Loris soffriva anche di reumatismi e a 9 anni , quando ancora devi cominciare a vivere, è abbastanza inconsueto. E le iniezioni dolorose  a cui si sottoponeva, erano come aghi che ti torturano senza pietà. Solo il miraggio di una nuova casa leniva un poco il male.

 Altra visita all'ufficio assegnazioni ed altra identica risposta”presto Antonio,presto. E’quasi il tuo turno”. La sensazione era che questa gente non avesse la benché minima idea di cosa volesse dire vivere con moglie e tre figli piccoli in una  specie di  stamberga .

La superficialità delle loro promesse, la vaghezza del loro sguardo quando ti parlavano, la vigliaccheria di nascondersi dietro una lista che dicevano  non dipendeva da loro, consumavano lentamente l'anima di Antonio. Che non sapeva più cosa rispondere a Loris ed al resto della famiglia e risvegliavano in lui antichi quanto pericolosi istinti non convenzionali.

Sapeva che il punto di rottura era vicino.  Si era ormai reso conto che quelle liste erano fasulle ed il suo nome veniva puntualmente passato dietro a chi arrivava dopo. E chi sa per quale particolare privilegio.

Antonio ora esce di casa. Carica in macchina un vecchio materasso ed un tavolino sgangherato. Antonio parcheggia in prossimità della strada principale. Trafficata. Molto trafficata. Scarica il materasso, il tavolino e li depone in mezzo alla carreggiata insieme a tutta la rabbia e alla frustrazione accumulata.

Si siede sul materasso e blocca la sede stradale. Pensa che adesso non dovrà essere più lui a fare domande a quei maledetti burocrati con le mani sporche di mazzette e merda: che è poi la stessa cosa.

Si formano infinite code di autoveicoli. Autisti nervosi che scendono e chiedono spiegazioni. Alcuni comprendono altri,invece, provano a forzare il blocco. La tensione aumenta e si arriva anche al contatto fisico.

Antonio era preparato a tutto questo e  qualche amico lo aiuta. Vuole quella casa. Gli spetta di diritto. Ha seguito tutte le cervellotiche procedure che gli hanno indicato. Ha aspettato pazientemente il suo turno ed anche dopo. Adesso da questa strada si muoverà soltanto con in mano un contratto d’affitto per una nuova abitazione .

E’ l’ora delle forze dell’ordine.
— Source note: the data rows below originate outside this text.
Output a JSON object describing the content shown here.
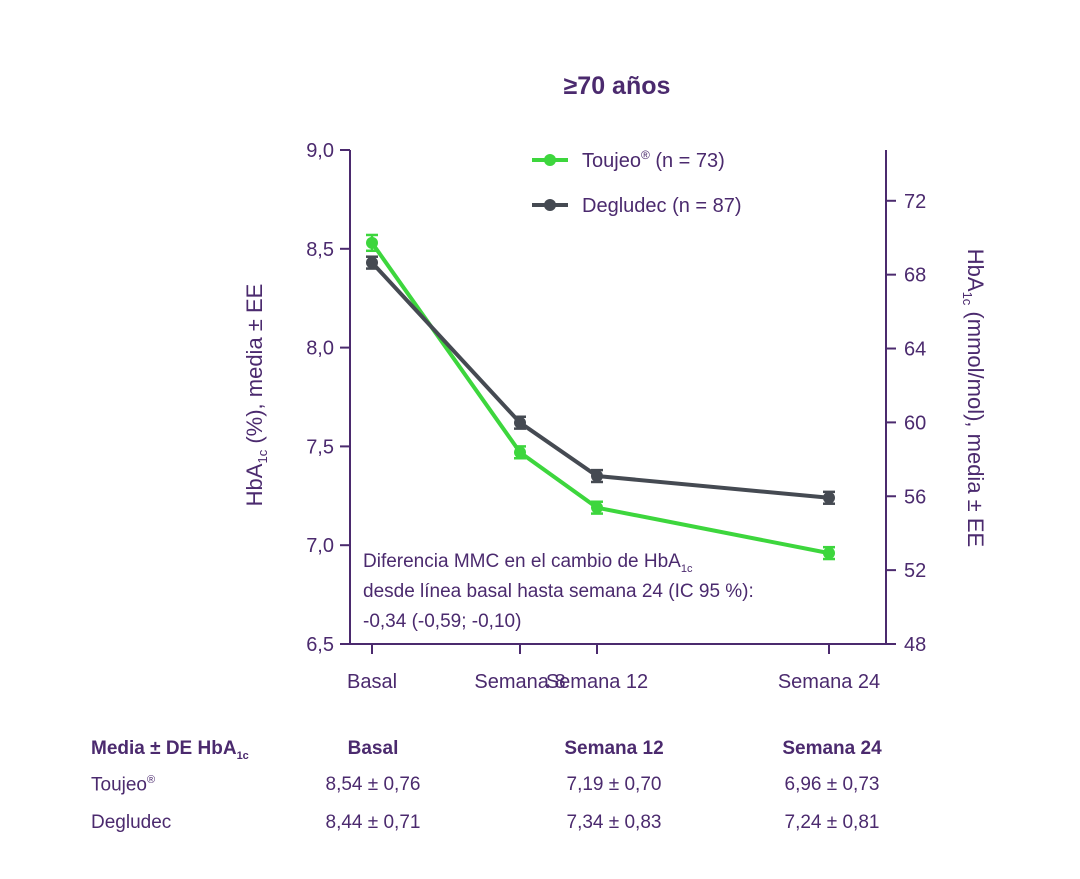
{
  "chart_data": {
    "type": "line",
    "title": "≥70 años",
    "categories": [
      "Basal",
      "Semana 8",
      "Semana 12",
      "Semana 24"
    ],
    "x": [
      0,
      8,
      12,
      24
    ],
    "ylabel_left": {
      "main": "HbA",
      "sub": "1c",
      "rest": " (%), media ± EE"
    },
    "ylabel_right": {
      "main": "HbA",
      "sub": "1c",
      "rest": " (mmol/mol), media ± EE"
    },
    "ylim": [
      6.5,
      9.0
    ],
    "yticks_left": [
      "6,5",
      "7,0",
      "7,5",
      "8,0",
      "8,5",
      "9,0"
    ],
    "ylim_right": [
      48,
      74.75
    ],
    "yticks_right": [
      "48",
      "52",
      "56",
      "60",
      "64",
      "68",
      "72"
    ],
    "series": [
      {
        "name": "Toujeo",
        "name_sup": "®",
        "name_rest": " (n = 73)",
        "color": "#3dd63d",
        "values": [
          8.53,
          7.47,
          7.19,
          6.96
        ],
        "errors": [
          0.04,
          0.03,
          0.03,
          0.03
        ]
      },
      {
        "name": "Degludec",
        "name_sup": "",
        "name_rest": " (n = 87)",
        "color": "#454a52",
        "values": [
          8.43,
          7.62,
          7.35,
          7.24
        ],
        "errors": [
          0.03,
          0.03,
          0.03,
          0.03
        ]
      }
    ],
    "legend_position": "top-right",
    "annotation": {
      "line1_main": "Diferencia MMC en el cambio de HbA",
      "line1_sub": "1c",
      "line2": "desde línea basal hasta semana 24 (IC 95 %):",
      "line3": "-0,34 (-0,59; -0,10)"
    },
    "grid": false
  },
  "table": {
    "header_main": "Media ± DE HbA",
    "header_sub": "1c",
    "columns": [
      "Basal",
      "Semana 12",
      "Semana 24"
    ],
    "rows": [
      {
        "label": "Toujeo",
        "label_sup": "®",
        "values": [
          "8,54 ± 0,76",
          "7,19 ± 0,70",
          "6,96 ± 0,73"
        ]
      },
      {
        "label": "Degludec",
        "label_sup": "",
        "values": [
          "8,44 ± 0,71",
          "7,34 ± 0,83",
          "7,24 ± 0,81"
        ]
      }
    ]
  },
  "colors": {
    "text": "#4b2a6e",
    "toujeo": "#3dd63d",
    "degludec": "#454a52"
  }
}
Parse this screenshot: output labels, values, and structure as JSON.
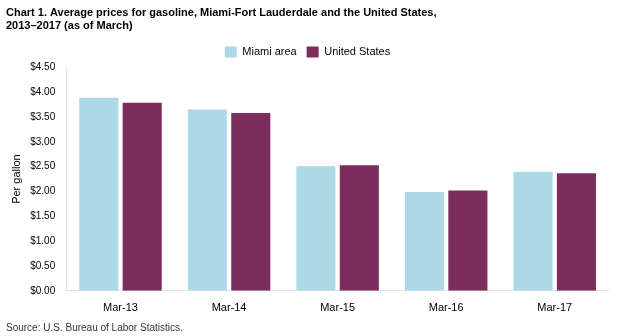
{
  "chart_data": {
    "type": "bar",
    "title": [
      "Chart 1. Average prices for gasoline, Miami-Fort Lauderdale and the United States,",
      "2013–2017 (as of March)"
    ],
    "ylabel": "Per gallon",
    "source": "Source: U.S. Bureau of Labor Statistics.",
    "categories": [
      "Mar-13",
      "Mar-14",
      "Mar-15",
      "Mar-16",
      "Mar-17"
    ],
    "series": [
      {
        "name": "Miami area",
        "color": "#add8e6",
        "values": [
          3.89,
          3.65,
          2.51,
          1.99,
          2.4
        ]
      },
      {
        "name": "United States",
        "color": "#7b2d5e",
        "values": [
          3.79,
          3.58,
          2.53,
          2.02,
          2.37
        ]
      }
    ],
    "ylim": [
      0,
      4.5
    ],
    "yticks": [
      {
        "value": 0.0,
        "label": "$0.00"
      },
      {
        "value": 0.5,
        "label": "$0.50"
      },
      {
        "value": 1.0,
        "label": "$1.00"
      },
      {
        "value": 1.5,
        "label": "$1.50"
      },
      {
        "value": 2.0,
        "label": "$2.00"
      },
      {
        "value": 2.5,
        "label": "$2.50"
      },
      {
        "value": 3.0,
        "label": "$3.00"
      },
      {
        "value": 3.5,
        "label": "$3.50"
      },
      {
        "value": 4.0,
        "label": "$4.00"
      },
      {
        "value": 4.5,
        "label": "$4.50"
      }
    ],
    "grid": false,
    "legend": "top"
  }
}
Intralcio alla circolazione. C’era da aspettarselo. Si portano via Antonio. Una notte in questura e la rabbia aumenta. Nessuna paura, solo il pensiero alla sua famiglia ed il desiderio di giustizia.

Antonio torna dai suoi. Un abbraccio e una frase:”Quella casa ce la devono dare, non importa cosa devo fare per averla”. Ed infatti torna a sedersi sul suo materasso senza gomma piuma ma solo dure molle. Come dura è la strada per l’affermazione dei propri diritti.

Ora la storia la conoscono anche i giornali che hanno fotografato l’interno del tugurio mostrando ai lettori tutti i colori della sofferenza. Ma anche della caparbietà. Loris, i fratelli e la madre quasi si vergognano di tutta questa attenzione. 

E’ tutto più grande di loro. Ma ora tutti sono con loro e vogliono la giusta fine per questa incredibile storia italiana.

E così è stato. Antonio torna a casa dopo l’ennesima visita al commissariato. Ma questa volta ci torna con la promessa dei funzionari dell’edilizia pubblica  che a breve riceverà buone notizie. 

La lettera arriva. Antonio può addirittura scegliere tra due diverse abitazioni.

Loris lo aveva sognato la notte prima. Fare colazione in una vera cucina. Senza topi. La mamma che gli prepara la cartella nel salone e lui che saluta i fratelli nella loro cameretta.  

Tutto è bene quel che finisce bene. In effetti è stata una buona fine.

Una buona fine desiderata, voluta,lottata,giusta.

Ma quanti blocchi stradali era ed è necessario fare per ottenere ciò che spetta per legge? Quanta frustrazione e vergogna devi sopportare? Ma lo trasformi in coraggio per tentare l’impossibile.  Perché in fondo sai che hai ragione. Perché sai che la tua famiglia, la tua comunità, la tua nazione ti guarda. 

E allora, ogni tanto, un blocco stradale facciamolo. Per sbloccare le menti intorpidite dei burocrati, dei faccendieri, dei fancazzisti, degli speculatori, dell’elitè sovrana. Perché sappiamo, che in fondo, abbiamo ragione. Ed alla fine potremmo anche noi ottenere la nostra casa popolare. Come Antonio.